Other regular partners:
- Koninklijke Ten Cate for the synthetic turf.
- Netherlands Institute for Sports and Exercise (NISB) for project management.
- Research and inspection company ISA Sport for the technical quality of the field.
- W.J.H. Mulierinstituut for long-term research into the influence of the courts on the living environment in the neighborhood.

=== Other partners ===
After fields in Amsterdam, Eindhoven and Rotterdam, the Oranje Veld Zeist is the fourth to be donated by the Netherlands National Team. The indication Oranje refers to it, as the name Aron Winter Field refers to the sponsor of that field in residential and/or birthplace Lelystad.
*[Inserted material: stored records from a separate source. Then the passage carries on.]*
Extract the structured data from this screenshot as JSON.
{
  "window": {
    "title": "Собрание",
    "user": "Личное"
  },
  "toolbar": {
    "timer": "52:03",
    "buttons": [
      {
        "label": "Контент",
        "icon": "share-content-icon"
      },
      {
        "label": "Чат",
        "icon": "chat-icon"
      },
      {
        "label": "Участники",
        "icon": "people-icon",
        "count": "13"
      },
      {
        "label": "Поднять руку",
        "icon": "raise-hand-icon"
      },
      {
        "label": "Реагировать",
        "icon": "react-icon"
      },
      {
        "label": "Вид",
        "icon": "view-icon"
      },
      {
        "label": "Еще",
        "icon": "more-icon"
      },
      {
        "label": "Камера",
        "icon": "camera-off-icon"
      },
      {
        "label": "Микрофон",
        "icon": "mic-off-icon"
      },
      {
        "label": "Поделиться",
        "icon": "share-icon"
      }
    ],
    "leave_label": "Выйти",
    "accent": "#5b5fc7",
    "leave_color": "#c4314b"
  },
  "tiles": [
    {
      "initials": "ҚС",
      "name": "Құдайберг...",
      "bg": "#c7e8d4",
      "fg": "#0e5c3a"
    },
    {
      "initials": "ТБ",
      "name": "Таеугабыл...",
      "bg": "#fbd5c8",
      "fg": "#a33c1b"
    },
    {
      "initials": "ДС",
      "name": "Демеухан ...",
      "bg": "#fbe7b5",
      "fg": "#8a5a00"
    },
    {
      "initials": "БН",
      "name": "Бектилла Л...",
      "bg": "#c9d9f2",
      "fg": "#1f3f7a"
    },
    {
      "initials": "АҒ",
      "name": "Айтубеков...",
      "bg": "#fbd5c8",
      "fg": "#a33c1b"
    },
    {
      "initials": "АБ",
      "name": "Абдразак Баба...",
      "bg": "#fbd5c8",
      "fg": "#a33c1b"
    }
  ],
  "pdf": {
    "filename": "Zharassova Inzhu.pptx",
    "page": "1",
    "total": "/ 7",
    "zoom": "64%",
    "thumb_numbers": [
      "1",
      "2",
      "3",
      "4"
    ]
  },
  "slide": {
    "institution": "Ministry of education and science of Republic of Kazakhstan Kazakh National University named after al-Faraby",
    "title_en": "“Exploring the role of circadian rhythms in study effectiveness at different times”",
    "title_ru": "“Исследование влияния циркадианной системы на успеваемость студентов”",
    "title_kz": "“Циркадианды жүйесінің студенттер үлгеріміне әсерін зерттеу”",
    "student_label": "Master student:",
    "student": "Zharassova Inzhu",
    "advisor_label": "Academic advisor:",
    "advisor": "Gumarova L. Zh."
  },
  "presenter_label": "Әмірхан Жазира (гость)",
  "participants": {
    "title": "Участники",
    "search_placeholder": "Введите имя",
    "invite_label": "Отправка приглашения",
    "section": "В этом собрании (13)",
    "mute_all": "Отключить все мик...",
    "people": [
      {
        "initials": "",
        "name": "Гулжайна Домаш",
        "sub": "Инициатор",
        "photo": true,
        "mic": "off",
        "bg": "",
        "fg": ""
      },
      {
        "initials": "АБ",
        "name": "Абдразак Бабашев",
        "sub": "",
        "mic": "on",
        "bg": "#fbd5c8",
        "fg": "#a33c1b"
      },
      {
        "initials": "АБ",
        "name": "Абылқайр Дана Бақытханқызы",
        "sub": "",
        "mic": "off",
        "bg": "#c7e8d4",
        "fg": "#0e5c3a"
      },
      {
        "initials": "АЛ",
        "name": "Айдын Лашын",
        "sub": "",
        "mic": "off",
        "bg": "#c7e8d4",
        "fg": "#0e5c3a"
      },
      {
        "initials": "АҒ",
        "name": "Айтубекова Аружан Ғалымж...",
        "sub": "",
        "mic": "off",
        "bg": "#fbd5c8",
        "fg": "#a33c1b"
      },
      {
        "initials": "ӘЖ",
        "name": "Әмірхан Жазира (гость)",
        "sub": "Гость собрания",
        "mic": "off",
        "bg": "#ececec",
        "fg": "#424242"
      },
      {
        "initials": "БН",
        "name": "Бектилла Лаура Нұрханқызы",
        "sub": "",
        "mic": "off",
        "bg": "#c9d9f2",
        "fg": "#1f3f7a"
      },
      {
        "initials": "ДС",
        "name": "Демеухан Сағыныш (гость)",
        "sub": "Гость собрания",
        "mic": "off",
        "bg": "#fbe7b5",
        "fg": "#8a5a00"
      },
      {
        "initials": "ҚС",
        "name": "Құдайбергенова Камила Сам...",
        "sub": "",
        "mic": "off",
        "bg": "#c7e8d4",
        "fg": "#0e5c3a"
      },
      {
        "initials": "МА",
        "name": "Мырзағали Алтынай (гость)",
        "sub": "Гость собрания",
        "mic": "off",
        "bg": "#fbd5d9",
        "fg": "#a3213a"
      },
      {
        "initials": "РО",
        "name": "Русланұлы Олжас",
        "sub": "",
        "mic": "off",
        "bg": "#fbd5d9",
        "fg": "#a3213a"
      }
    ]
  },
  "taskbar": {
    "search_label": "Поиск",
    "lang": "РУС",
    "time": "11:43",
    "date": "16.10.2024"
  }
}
Dennis Bergkamp had at the end of his career a site in the London district Islington.

Each Dutch Talent of the Year can designate a location for a new field. Arjen Robben, Klaas-Jan Huntelaar and Wesley Sneijder chose their birthplaces Bedum, Hummelo and Utrecht. In 2008 the "Ibrahim Afellay Field" "will be created in Al Hoceima, Morocco, where his family has always lived. Cooperation with the Stichting MaroquiStars has been sought for this.

Another 22 courts are largely donated by clubs from professional football and are in their playing city. In total, at least 32 fields are financed by professional football. If in the name only a city or district is mentioned, then the municipality is usually one of the biggest donors.